President Adesina also emphasized the importance of investments in the agriculture sector if the SADC region is to accelerate its growth. He reiterated the Bank’s support for the SADC Agricultural Policy and Investment Plan to transform agriculture. Agriculture is Africa’s biggest asset and yet it remains largely untapped. The size of the food and agriculture market on the continent will rise from current $330 billion to $1 trillion by 2030. He urged leaders to think differently about this sector: “Agriculture is not a way of life and it is not a development activity. Agriculture must be treated as a business for wealth creation. Africa must feed itself, instead of spending $35 billion a year importing food. That is why the African Development Bank is providing $24 billion to support agriculture in the next ten years.”
In tandem with agriculture, there must be a focus on climate change, he said, the impact of which has seen food prices escalate in the SADC region. The African Development Bank provided $549 million in 2016 to support countries in East and Southern Africa affected by droughts, and will invest $1.1 billion this year for the Bank’s Say No to Famine initiative to tackle drought affected African countries. “Africa can no longer suffer in silence,” he said. “I ask that the Heads of State of the SADC region support my call for the Green Climate Fund and the Global Environment Facility to co-pay for disaster risk insurance premiums for all African countries, to the African Risk Capacity facility.”
Adesina also threw his support behind the efforts of SADC leaders to make industrialization a priority: “Developed nations add value to everything that they produce, while poor nations export raw materials. Africa must quit being at the bottom of the global value chains and move to rapidly industrialize, with value addition to everything that it produces. Africa must work for itself, its people, not exporting wealth to others.
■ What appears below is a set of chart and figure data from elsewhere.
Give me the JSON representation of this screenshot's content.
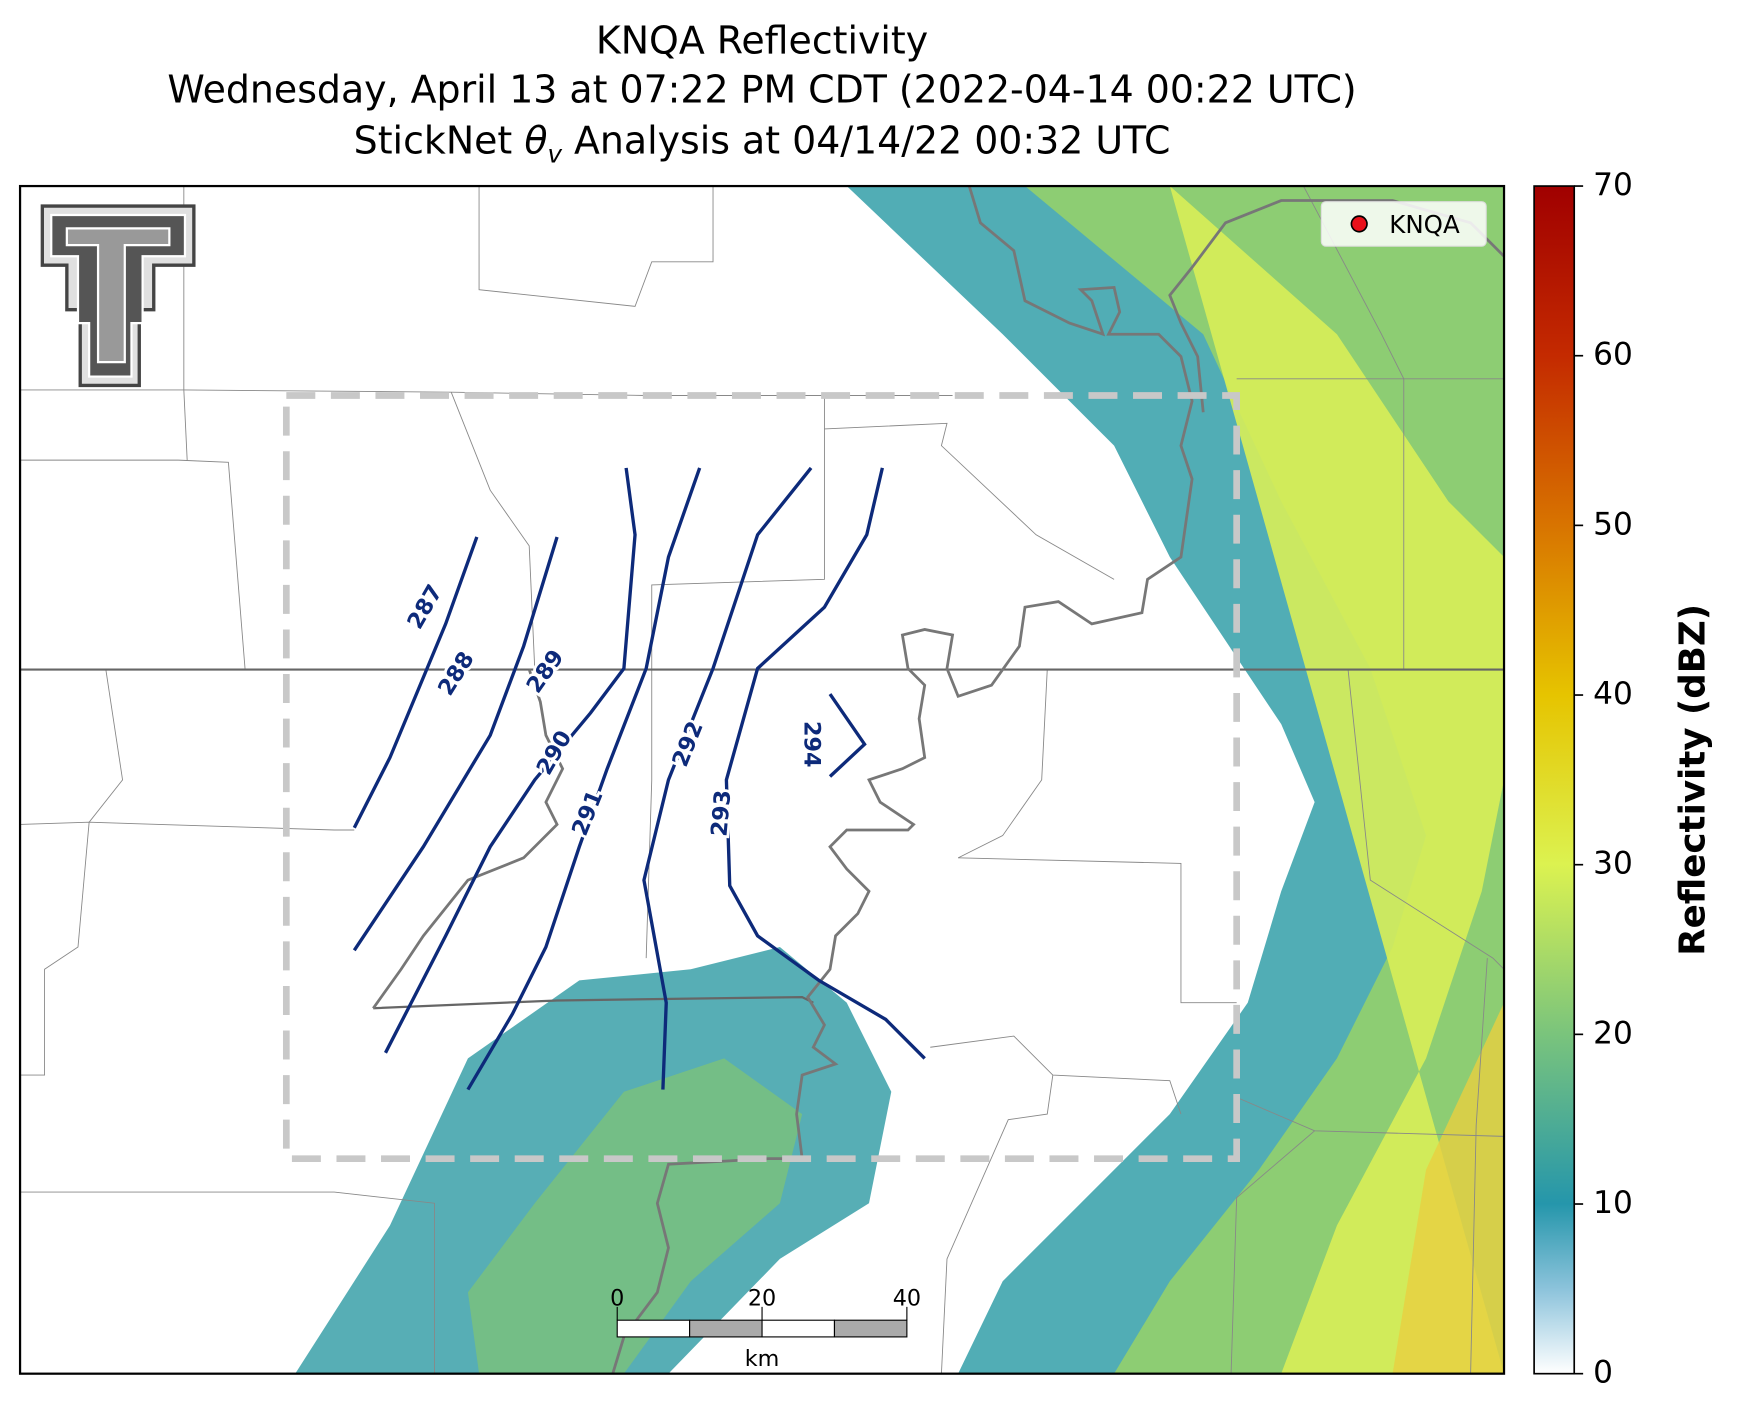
{
  "title": {
    "line1": "KNQA Reflectivity",
    "line2": "Wednesday, April 13 at 07:22 PM CDT (2022-04-14 00:22 UTC)",
    "line3": {
      "before": "StickNet ",
      "symbol": "θ",
      "subscript": "v",
      "after": " Analysis at 04/14/22 00:32 UTC"
    }
  },
  "legend": {
    "label": "KNQA"
  },
  "contours": [
    287,
    288,
    289,
    290,
    291,
    292,
    293,
    294
  ],
  "colorbar": {
    "label": "Reflectivity (dBZ)",
    "lim": [
      0,
      70
    ],
    "ticks": [
      0,
      10,
      20,
      30,
      40,
      50,
      60,
      70
    ]
  },
  "scale_bar": {
    "ticks": [
      0,
      20,
      40
    ],
    "unit": "km"
  }
}
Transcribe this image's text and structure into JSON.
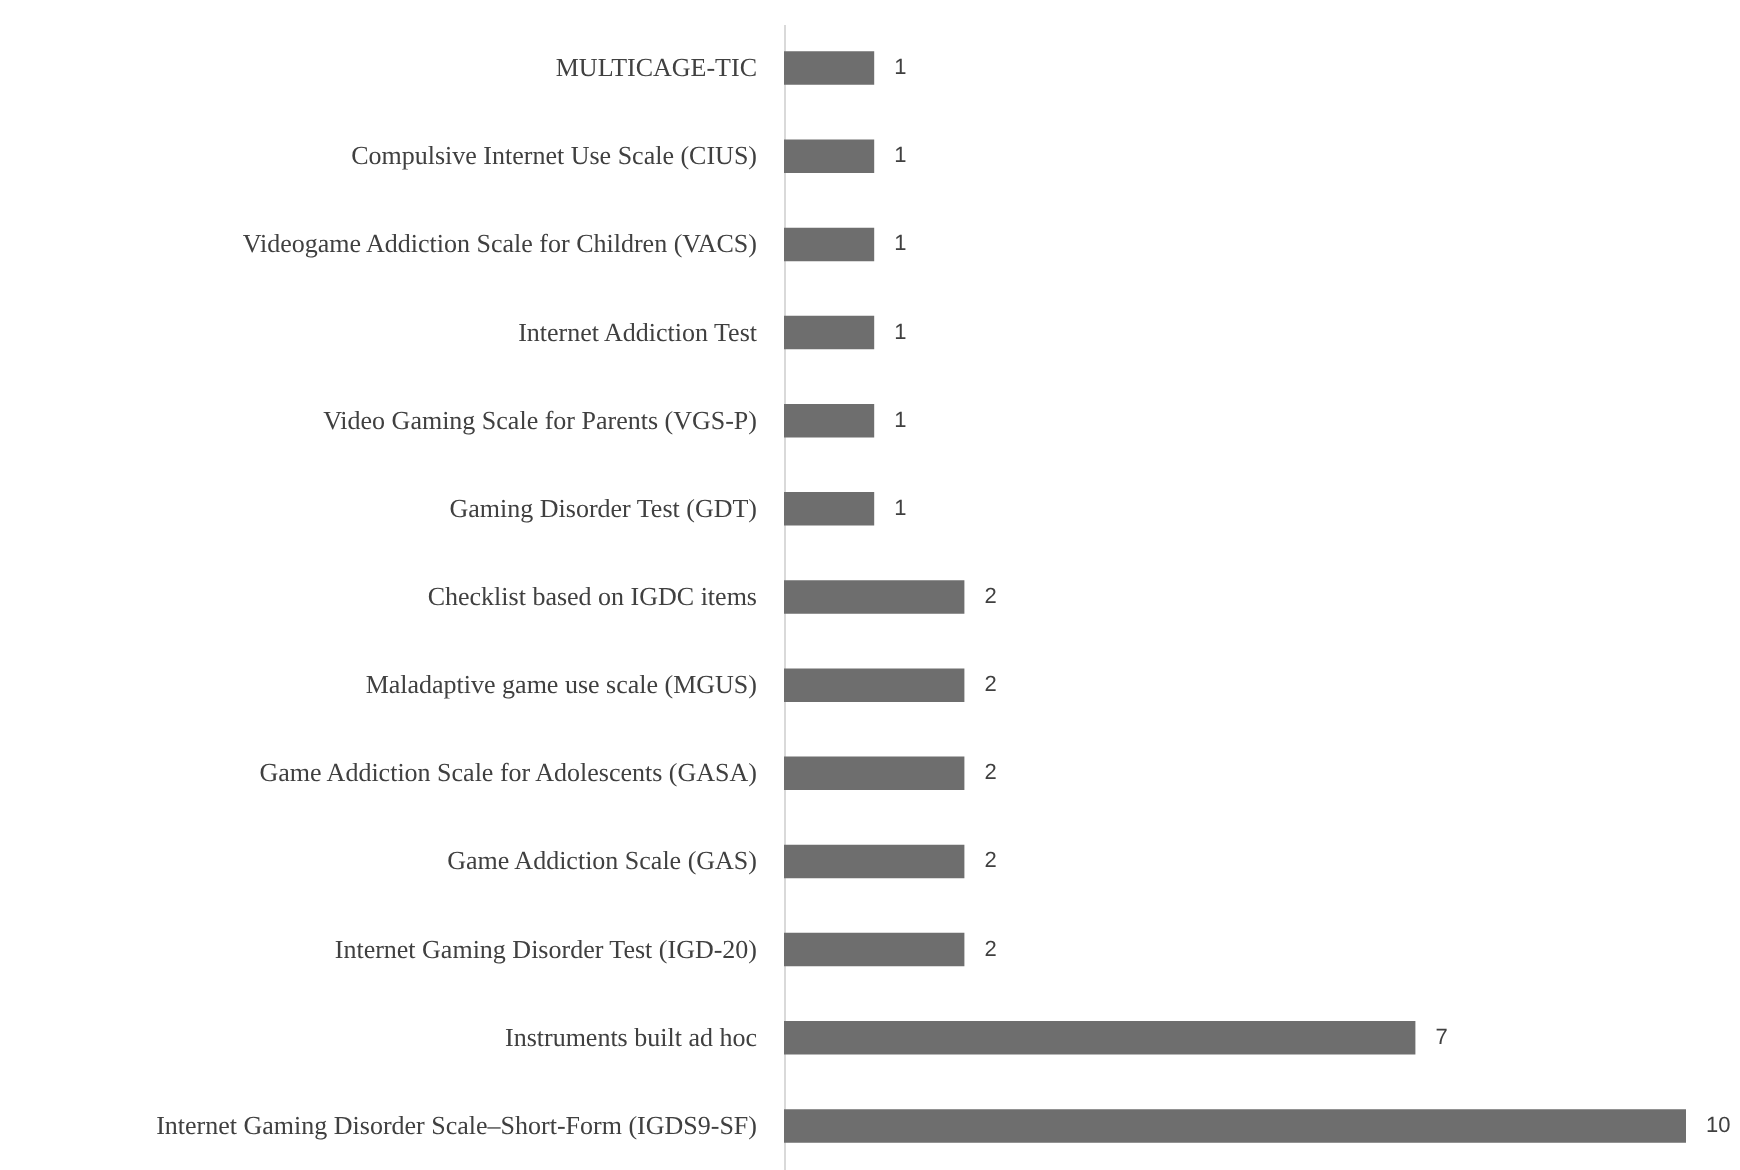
{
  "chart_data": {
    "type": "bar",
    "orientation": "horizontal",
    "data_labels": true,
    "color": "#6e6e6e",
    "categories": [
      "MULTICAGE-TIC",
      "Compulsive Internet Use Scale (CIUS)",
      "Videogame Addiction Scale for Children (VACS)",
      "Internet Addiction Test",
      "Video Gaming Scale for Parents (VGS-P)",
      "Gaming Disorder Test (GDT)",
      "Checklist based on IGDC items",
      "Maladaptive game use scale (MGUS)",
      "Game Addiction Scale for Adolescents (GASA)",
      "Game Addiction Scale (GAS)",
      "Internet Gaming Disorder Test (IGD-20)",
      "Instruments built ad hoc",
      "Internet Gaming Disorder Scale–Short-Form (IGDS9-SF)"
    ],
    "values": [
      1,
      1,
      1,
      1,
      1,
      1,
      2,
      2,
      2,
      2,
      2,
      7,
      10
    ]
  }
}
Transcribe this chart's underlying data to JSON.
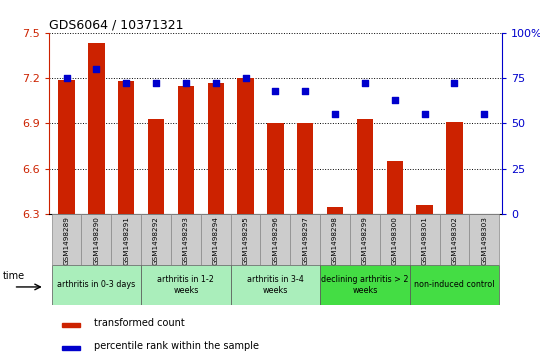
{
  "title": "GDS6064 / 10371321",
  "samples": [
    "GSM1498289",
    "GSM1498290",
    "GSM1498291",
    "GSM1498292",
    "GSM1498293",
    "GSM1498294",
    "GSM1498295",
    "GSM1498296",
    "GSM1498297",
    "GSM1498298",
    "GSM1498299",
    "GSM1498300",
    "GSM1498301",
    "GSM1498302",
    "GSM1498303"
  ],
  "bar_values": [
    7.19,
    7.43,
    7.18,
    6.93,
    7.15,
    7.17,
    7.2,
    6.9,
    6.9,
    6.35,
    6.93,
    6.65,
    6.36,
    6.91,
    6.3
  ],
  "dot_values": [
    75,
    80,
    72,
    72,
    72,
    72,
    75,
    68,
    68,
    55,
    72,
    63,
    55,
    72,
    55
  ],
  "ylim": [
    6.3,
    7.5
  ],
  "y2lim": [
    0,
    100
  ],
  "yticks": [
    6.3,
    6.6,
    6.9,
    7.2,
    7.5
  ],
  "y2ticks": [
    0,
    25,
    50,
    75,
    100
  ],
  "bar_color": "#CC2200",
  "dot_color": "#0000CC",
  "groups": [
    {
      "label": "arthritis in 0-3 days",
      "start": 0,
      "end": 2,
      "color": "#AAEEBB"
    },
    {
      "label": "arthritis in 1-2\nweeks",
      "start": 3,
      "end": 5,
      "color": "#AAEEBB"
    },
    {
      "label": "arthritis in 3-4\nweeks",
      "start": 6,
      "end": 8,
      "color": "#AAEEBB"
    },
    {
      "label": "declining arthritis > 2\nweeks",
      "start": 9,
      "end": 11,
      "color": "#44DD44"
    },
    {
      "label": "non-induced control",
      "start": 12,
      "end": 14,
      "color": "#44DD44"
    }
  ],
  "legend_red_label": "transformed count",
  "legend_blue_label": "percentile rank within the sample",
  "time_label": "time"
}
That is why the African Development Bank strongly applauds and supports the agenda of industrialization of the SADC. The Bank will provide support for the development of special economic zones and industrial parks and equity financing, where appropriate, for major industries.”
The resources required to fast track Africa’s development are immense but Africa must also mobilize domestic resources. Africa has over $334 billion in pension funds, $164 billion in sovereign wealth funds. The size of Africa’s pension funds is estimated to rise to $1 trillion by 2030. What is needed is for Africa to mobilize these institutional investments into much-needed infrastructure. To further attract global pension funds and sovereign wealth funds and other institutional investors to Africa, the African Development Bank has launched the Africa Investment Forum which will take place next year. Adesina concluded his address by urging leaders to continue supporting the AfDB by way of a general capital increase for the Bank, in order for it to fulfill its mandate of enabling Africa’s accelerated growth and development within the next ten years.